Google’s White House Contacts During FTC Case Spark ReviewDavid McLaughlin
The chairman of a U.S. Senate antitrust panel will look into Google Inc.’s communications with the White House ahead of a decision by the Federal Trade Commission to close an investigation into the company’s search practices in 2013 without an enforcement action.
Senator Mike Lee, a Utah Republican who leads the Judiciary Committee’s antitrust panel, also wants information about how a confidential FTC report on Google’s practices was released by the agency, Emily Long, a spokeswoman for the senator, said in an e-mail on Monday.
“We are not likely at this time to re-examine the underlying merits of the investigation, which was closed,” Long said. “Our interest is in oversight.”
Lee’s review was prompted by the FTC’s release of a portion of a confidential report on Google by the agency’s staff that determined the company “unlawfully maintained its monopoly” over Internet searches and that its conduct had harmed consumers.
The Wall Street Journal reported on the document earlier this month and on meetings at the time between White House officials and Google representatives.
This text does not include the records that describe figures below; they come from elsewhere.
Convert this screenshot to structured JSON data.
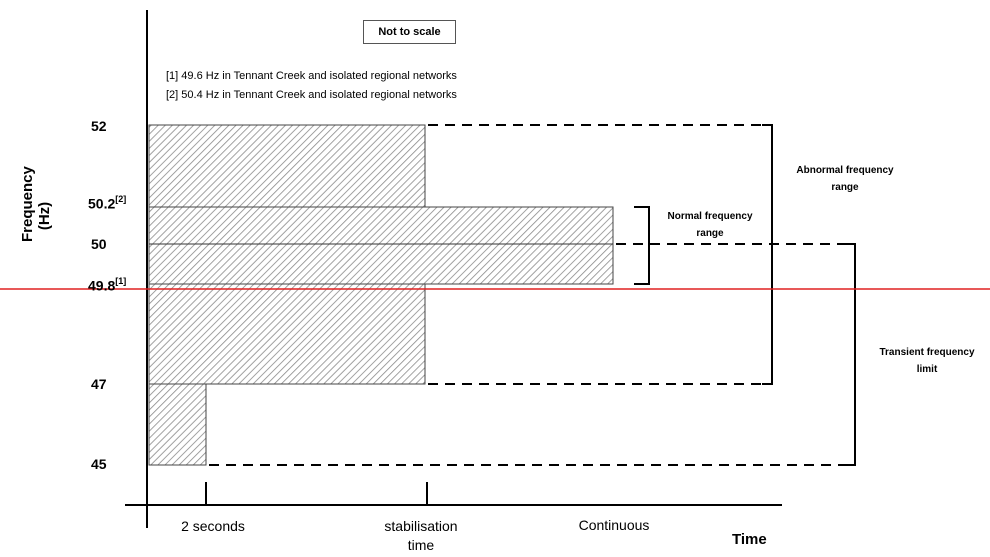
{
  "note_box": "Not to scale",
  "notes": [
    "[1] 49.6 Hz in Tennant Creek and isolated regional networks",
    "[2] 50.4 Hz in Tennant Creek and isolated regional networks"
  ],
  "y_axis": {
    "title_line1": "Frequency",
    "title_line2": "(Hz)",
    "ticks": [
      {
        "label": "52",
        "sup": ""
      },
      {
        "label": "50.2",
        "sup": "[2]"
      },
      {
        "label": "50",
        "sup": ""
      },
      {
        "label": "49.8",
        "sup": "[1]"
      },
      {
        "label": "47",
        "sup": ""
      },
      {
        "label": "45",
        "sup": ""
      }
    ]
  },
  "x_axis": {
    "title": "Time",
    "labels": [
      {
        "line1": "2 seconds",
        "line2": ""
      },
      {
        "line1": "stabilisation",
        "line2": "time"
      },
      {
        "line1": "Continuous",
        "line2": ""
      }
    ]
  },
  "regions": {
    "abnormal": {
      "line1": "Abnormal frequency",
      "line2": "range"
    },
    "normal": {
      "line1": "Normal frequency",
      "line2": "range"
    },
    "transient": {
      "line1": "Transient frequency",
      "line2": "limit"
    }
  },
  "colors": {
    "hatch": "#8a8a8a",
    "marker_line": "#e02020",
    "ink": "#000000"
  }
}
Bloomberg News also obtained a copy of the document, which included only the even-numbered pages.
Lee plans to look into how the report was disclosed in response to a public-records request, said a person familiar with the matter who spoke on condition of anonymity. He’s also interested in whether the report provides a complete picture of the reasons the investigation was closed and whether the FTC should do more to explain the reasons for its action, the person said.
The senator, who also seeks information about the FTC’s communications with the White House, doesn’t plan to ask the agency to reopen the investigation absent any new evidence, according to the person. A hearing isn’t planned at this point.
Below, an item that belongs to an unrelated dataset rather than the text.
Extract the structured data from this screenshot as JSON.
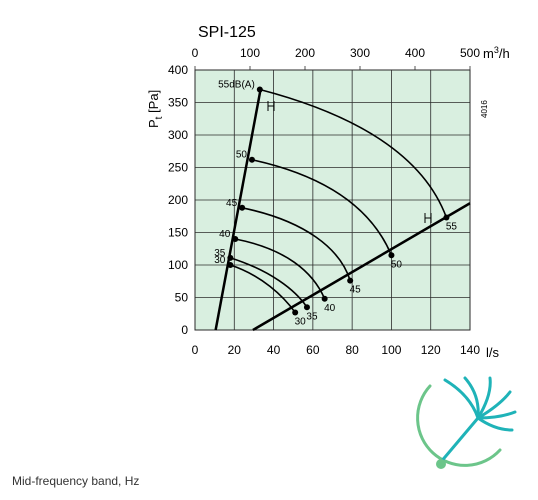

“We look forward to discussing these matters with Senator Lee’s office,” said Justin Cole, an FTC spokesman.
White House spokeswoman Jen Friedman said administration officials regularly meet with business executives about a “range of issues.”
“The FTC is an independent agency and we respect their independent decision-making,” she said in a statement. “Our staff is cognizant that it is inappropriate to discuss issues relating to regulatory enforcement.”
Separately, a federal judge in Mississippi said in a March 27 decision that Google is likely to prevail in a lawsuit against the state’s attorney general, Jim Hood, over third-party content on its search engine and YouTube site. Google is seeking a court order that Hood, who has subpoenaed the company, is prohibited under federal law, including the First Amendment, from bringing civil or criminal charges against Google.
Google agreed in January 2013 to change some of its business practices following a 20-month antitrust investigation by the FTC into whether the Mountain View, California-based company skewed search results to favor its own services. Jon Leibowitz, the FTC chairman who led the probe, defended the decision to close the matter, saying the agency conducted a thorough investigation. The commission voted 5-0 to close the investigation into Google’s search practices.
Last week, three FTC commissioners -- Chairwoman Edith Ramirez, Julie Brill, and Maureen Ohlhausen -- said in a statement that their decision was “in accord” with recommendations by the agency’s staff. They also said they “regret the inadvertent disclosure of confidential documents and information.”
Google spokeswoman Niki Christoff declined to comment on Lee’s inquiry.